St Peter's Church is a redundant church in the village of Wickham Bishops, Essex, England. It is recorded in the National Heritage List for England as a designated Grade II* listed building, and is cared for by the Friends of Friendless Churches.

==History==

The church originated in the 11th century. In the Domesday Book of 1086, the manor of Wickham Bishops was recorded as belonging to the Bishops of London and it has been suggested that the church was built as a private chapel for the bishops. The church was restored in about 1850, but a new church dedicated to St Bartholomew was then built on a different site. The font, holy water stoup and parish chest were moved to the new church. St Peter's continued to be a chapel of ease to the new church but it became derelict and was threatened with demolition. In 1970 it became redundant. The church was taken into the care of the charity the Friends of Friendless Churches in 1975. The charity holds a 999-year lease with effect from 1 January 1975. Some restoration work has been carried out since then, but this has been disturbed by vandalism.
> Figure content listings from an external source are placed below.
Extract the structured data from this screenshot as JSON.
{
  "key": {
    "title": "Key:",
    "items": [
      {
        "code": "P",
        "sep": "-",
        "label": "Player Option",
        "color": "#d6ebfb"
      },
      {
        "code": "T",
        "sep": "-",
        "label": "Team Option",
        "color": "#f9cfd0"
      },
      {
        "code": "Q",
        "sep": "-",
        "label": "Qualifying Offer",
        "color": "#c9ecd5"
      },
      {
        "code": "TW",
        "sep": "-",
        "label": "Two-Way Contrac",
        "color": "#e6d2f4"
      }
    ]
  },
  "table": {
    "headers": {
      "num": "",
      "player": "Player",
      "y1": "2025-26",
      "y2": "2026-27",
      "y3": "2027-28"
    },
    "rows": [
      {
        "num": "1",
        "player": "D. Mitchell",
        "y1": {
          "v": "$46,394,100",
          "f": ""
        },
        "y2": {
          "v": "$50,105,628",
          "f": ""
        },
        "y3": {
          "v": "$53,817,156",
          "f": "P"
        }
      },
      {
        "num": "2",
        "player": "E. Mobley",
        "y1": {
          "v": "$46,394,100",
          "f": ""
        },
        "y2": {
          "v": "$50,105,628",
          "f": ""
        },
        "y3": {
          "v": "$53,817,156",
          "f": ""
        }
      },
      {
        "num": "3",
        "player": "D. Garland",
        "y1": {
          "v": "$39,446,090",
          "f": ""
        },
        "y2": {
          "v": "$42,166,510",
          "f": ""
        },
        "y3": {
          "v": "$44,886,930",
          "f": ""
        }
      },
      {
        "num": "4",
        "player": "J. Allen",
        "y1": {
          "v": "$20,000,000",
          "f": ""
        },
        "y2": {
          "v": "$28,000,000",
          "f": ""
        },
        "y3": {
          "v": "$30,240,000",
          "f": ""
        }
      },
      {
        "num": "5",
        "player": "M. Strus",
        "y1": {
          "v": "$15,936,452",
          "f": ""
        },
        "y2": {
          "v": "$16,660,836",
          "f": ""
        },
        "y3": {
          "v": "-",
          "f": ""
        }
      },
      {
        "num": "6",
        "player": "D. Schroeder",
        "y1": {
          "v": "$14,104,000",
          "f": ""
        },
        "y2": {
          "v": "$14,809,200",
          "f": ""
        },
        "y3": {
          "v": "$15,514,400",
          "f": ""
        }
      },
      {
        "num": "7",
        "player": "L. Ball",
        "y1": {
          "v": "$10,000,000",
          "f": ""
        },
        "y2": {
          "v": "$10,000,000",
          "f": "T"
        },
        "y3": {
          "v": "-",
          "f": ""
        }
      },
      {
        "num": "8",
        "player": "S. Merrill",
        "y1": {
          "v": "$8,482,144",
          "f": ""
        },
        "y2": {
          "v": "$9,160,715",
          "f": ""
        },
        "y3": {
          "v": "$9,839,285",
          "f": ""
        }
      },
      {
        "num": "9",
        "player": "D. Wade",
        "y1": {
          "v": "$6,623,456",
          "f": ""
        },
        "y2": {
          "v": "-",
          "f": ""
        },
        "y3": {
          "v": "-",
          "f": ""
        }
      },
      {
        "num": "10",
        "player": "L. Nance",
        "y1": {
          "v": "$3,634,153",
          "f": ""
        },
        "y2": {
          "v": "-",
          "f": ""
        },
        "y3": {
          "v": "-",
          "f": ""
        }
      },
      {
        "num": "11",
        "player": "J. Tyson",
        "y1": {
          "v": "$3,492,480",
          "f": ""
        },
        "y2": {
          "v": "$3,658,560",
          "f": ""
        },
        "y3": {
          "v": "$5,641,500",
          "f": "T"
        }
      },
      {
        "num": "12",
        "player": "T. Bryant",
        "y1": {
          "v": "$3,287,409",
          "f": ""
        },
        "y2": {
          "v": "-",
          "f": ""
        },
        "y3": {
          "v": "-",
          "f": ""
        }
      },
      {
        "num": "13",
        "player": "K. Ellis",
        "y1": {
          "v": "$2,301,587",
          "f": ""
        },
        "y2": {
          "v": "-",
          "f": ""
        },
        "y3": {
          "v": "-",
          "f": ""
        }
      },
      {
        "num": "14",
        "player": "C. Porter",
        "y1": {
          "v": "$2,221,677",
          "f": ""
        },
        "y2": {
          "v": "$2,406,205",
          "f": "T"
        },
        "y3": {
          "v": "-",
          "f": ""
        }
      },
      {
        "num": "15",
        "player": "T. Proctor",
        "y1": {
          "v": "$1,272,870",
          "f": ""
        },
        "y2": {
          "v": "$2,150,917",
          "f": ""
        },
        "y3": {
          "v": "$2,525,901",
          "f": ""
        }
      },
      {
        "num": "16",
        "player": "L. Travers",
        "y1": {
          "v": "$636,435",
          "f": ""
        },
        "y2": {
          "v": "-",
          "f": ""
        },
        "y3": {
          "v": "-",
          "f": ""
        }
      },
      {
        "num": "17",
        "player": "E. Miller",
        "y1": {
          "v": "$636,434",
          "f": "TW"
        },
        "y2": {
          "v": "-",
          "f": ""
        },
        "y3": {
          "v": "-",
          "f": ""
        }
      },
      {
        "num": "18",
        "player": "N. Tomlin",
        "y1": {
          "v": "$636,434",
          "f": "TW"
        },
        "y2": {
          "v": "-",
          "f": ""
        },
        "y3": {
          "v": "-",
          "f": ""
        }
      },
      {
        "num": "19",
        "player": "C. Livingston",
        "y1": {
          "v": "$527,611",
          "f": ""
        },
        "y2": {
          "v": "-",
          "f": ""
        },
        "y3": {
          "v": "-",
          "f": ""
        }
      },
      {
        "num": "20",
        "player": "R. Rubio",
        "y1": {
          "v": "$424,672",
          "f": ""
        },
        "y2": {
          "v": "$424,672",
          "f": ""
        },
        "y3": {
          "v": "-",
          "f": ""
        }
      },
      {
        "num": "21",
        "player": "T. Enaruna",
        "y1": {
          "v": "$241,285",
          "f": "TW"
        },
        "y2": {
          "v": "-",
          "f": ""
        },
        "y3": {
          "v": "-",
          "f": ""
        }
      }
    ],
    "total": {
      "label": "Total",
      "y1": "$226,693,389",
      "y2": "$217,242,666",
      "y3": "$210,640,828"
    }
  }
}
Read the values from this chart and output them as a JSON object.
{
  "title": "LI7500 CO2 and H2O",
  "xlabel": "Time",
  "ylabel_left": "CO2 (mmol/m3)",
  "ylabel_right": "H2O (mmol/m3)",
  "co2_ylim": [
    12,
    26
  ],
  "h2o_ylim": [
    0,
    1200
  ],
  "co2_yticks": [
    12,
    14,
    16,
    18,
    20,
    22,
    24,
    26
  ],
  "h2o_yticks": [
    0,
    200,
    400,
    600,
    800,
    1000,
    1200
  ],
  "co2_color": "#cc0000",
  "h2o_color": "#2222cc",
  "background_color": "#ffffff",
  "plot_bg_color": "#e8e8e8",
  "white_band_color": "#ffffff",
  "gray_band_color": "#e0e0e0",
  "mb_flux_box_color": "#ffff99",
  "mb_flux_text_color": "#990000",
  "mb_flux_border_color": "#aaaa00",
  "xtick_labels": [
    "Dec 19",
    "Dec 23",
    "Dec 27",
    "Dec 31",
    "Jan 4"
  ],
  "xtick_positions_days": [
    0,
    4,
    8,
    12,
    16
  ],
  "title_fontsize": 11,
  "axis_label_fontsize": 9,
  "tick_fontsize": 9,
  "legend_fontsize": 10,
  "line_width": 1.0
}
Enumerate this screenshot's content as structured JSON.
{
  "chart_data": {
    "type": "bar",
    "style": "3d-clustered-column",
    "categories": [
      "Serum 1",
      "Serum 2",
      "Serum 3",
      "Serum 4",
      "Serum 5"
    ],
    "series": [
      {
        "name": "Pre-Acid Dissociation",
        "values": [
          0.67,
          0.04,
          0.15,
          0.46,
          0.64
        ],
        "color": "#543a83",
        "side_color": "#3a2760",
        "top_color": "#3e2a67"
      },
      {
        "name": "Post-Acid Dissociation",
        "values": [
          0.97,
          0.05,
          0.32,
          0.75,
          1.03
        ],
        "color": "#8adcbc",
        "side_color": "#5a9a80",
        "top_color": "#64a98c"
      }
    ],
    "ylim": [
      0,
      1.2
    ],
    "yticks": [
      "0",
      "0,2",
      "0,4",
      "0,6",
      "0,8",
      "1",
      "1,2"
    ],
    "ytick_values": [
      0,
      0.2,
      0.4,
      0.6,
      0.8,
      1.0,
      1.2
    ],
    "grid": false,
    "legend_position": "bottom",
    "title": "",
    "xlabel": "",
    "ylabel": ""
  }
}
Since 1994 the church has been used as a studio by the stained glass artist Benjamin Finn. The windows of the church have been reglazed with oak tracery designed by Julian Limentani. The church now contains a new altar which was sculpted by Rory Young, and a statue of Saint Peter by Nicholas Hague. The original font has been returned from the new church. Benjamin Finn has been commissioned to create a new east window, to be financed by a grant from the Cottam Will Trust. In 2007 areas of 13th-century geometrical patterns were discovered on the walls; conservation work has been carried out in these.

==Architecture==

St Peter's is constructed in a mixture of flint rubble, puddingstone, septaria, Roman tile, and brick. It has red tiled roofs. The plan of the church consists of a nave, a chancel, and a gabled south porch. At the west end is a belfry with weatherboarding.